Rusya referandum sürecini ve ilhak hamlesini istediği şekilde tamamlayabilirse Ukrayna’da yürüttüğü “özel operasyonun” başarıyla sonuçlandığını ilan ederek savaştan kazançlı bir şekilde çıkma arayışına girebilir. Kremlin ayrıca ilhak ettiği bölgelere yönelik askeri saldırıları Rusya’ya karşı yapılmış addederek Rus askeri doktrininde belirtilen “Rusya’nın varlığına tehdit oluşturan konvansiyonel saldırılar karşısında nükleer güç kullanılabilir” maddesi gereğince nükleer silah kozunu daha etki şekilde kullanma imkanı elde edebilir.
Başkan Biden BM konuşmasında ülkelerin savaş yoluyla ve kan dökerek topraklarını genişletmesi fikrine karşı olduğunu belirtirken Birleşmiş Milletler kurumunun demokrasi ve özgürlükleri korumak için kurulduğunu hatırlattı. BM Anlaşması’nın sadece demokrasiler tarafından imzalanmadığını ve müzakere sürecinde farklı ideolojilerden onlarca ülkenin vatandaşlarının da yer aldığını söyleyen Biden, BM’nin ülkeler arasındaki farklılıkların ve anlaşmazlıkların konuşarak çözülebileceği ortak bir zemin oluşturduğunu dile getirdi. BM Anlaşması’nın temelini oluşturan istikrarlı ve adil dünya düzeni kurma hedefinin tehdit altında olduğunu ifade eden Biden, günümüz dünyasının ihtiyaçlarını daha iyi karşılayabilmesi için BMGK’nın daha kapsayıcı bir hale getirilmesi zamanının geldiğini söyledi.

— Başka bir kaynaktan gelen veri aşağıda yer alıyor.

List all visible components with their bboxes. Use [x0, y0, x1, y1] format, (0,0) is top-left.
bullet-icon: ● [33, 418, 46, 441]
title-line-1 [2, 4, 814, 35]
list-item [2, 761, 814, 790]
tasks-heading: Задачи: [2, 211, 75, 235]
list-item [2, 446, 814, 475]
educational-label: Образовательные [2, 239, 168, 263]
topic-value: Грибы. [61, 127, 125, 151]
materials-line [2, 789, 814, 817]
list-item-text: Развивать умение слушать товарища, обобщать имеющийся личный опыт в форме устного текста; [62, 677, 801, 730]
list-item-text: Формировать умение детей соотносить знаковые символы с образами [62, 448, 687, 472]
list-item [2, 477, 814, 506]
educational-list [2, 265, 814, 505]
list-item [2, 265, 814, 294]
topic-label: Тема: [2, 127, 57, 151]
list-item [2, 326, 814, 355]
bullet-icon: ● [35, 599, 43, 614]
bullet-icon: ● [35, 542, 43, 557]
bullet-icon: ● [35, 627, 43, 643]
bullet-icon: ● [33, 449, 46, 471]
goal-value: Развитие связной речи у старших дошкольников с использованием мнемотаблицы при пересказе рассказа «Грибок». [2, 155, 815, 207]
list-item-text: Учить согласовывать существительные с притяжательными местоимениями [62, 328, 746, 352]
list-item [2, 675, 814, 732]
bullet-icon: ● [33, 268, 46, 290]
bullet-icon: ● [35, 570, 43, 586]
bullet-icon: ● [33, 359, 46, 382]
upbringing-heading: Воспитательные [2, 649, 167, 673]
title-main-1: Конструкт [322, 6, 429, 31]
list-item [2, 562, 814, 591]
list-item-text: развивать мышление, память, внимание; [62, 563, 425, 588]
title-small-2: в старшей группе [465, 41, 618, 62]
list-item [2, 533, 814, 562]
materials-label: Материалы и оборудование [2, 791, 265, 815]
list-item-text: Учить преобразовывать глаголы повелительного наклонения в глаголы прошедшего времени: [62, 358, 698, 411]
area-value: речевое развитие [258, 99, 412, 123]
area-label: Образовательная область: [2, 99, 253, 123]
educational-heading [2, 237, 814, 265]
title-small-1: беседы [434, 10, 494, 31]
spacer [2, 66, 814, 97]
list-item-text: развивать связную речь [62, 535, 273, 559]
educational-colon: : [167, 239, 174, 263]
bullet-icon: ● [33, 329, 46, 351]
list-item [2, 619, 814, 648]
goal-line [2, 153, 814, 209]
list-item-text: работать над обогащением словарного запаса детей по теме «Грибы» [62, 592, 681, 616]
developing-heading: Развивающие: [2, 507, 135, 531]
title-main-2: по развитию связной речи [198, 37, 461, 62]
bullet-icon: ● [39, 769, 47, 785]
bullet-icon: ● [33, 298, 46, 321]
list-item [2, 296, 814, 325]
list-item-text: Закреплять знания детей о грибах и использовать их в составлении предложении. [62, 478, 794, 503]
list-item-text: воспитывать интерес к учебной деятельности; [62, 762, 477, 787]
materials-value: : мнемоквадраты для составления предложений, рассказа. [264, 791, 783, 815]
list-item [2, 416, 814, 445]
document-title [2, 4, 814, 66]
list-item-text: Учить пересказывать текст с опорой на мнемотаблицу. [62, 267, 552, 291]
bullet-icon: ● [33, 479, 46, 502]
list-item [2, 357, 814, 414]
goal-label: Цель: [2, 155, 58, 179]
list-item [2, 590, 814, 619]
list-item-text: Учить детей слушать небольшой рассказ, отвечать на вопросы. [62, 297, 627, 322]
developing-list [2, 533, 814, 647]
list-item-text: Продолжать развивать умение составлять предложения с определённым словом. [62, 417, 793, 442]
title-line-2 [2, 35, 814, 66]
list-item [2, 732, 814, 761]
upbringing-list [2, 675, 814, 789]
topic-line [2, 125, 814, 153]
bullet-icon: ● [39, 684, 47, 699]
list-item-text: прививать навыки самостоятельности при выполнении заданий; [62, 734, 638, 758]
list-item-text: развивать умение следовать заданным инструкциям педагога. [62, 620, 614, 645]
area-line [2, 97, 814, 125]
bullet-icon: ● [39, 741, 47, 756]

BMGK’nin yapısında reform yapılması gerektiğini savunan Biden, “BMGK üyelerini, BM Sözleşmesi’nin gerekliliklerini yerine getirmeye ve Konsey’in güvenilirliği ve verimliliğini devam ettirebilme adına olağanüstü durumlar dışında veto hakkını kullanmamaya davet ediyorum” şeklinde konuştu. “Daha küçük egemen ülkelerin haklarının büyük ülkelerle aynı olduğunu” savunuyorum diyen Biden, ayrıca ülkesinin Konsey’deki daimi ve geçici temsilcilerin sayılarının artırılmasını desteklediğini dile getirdi.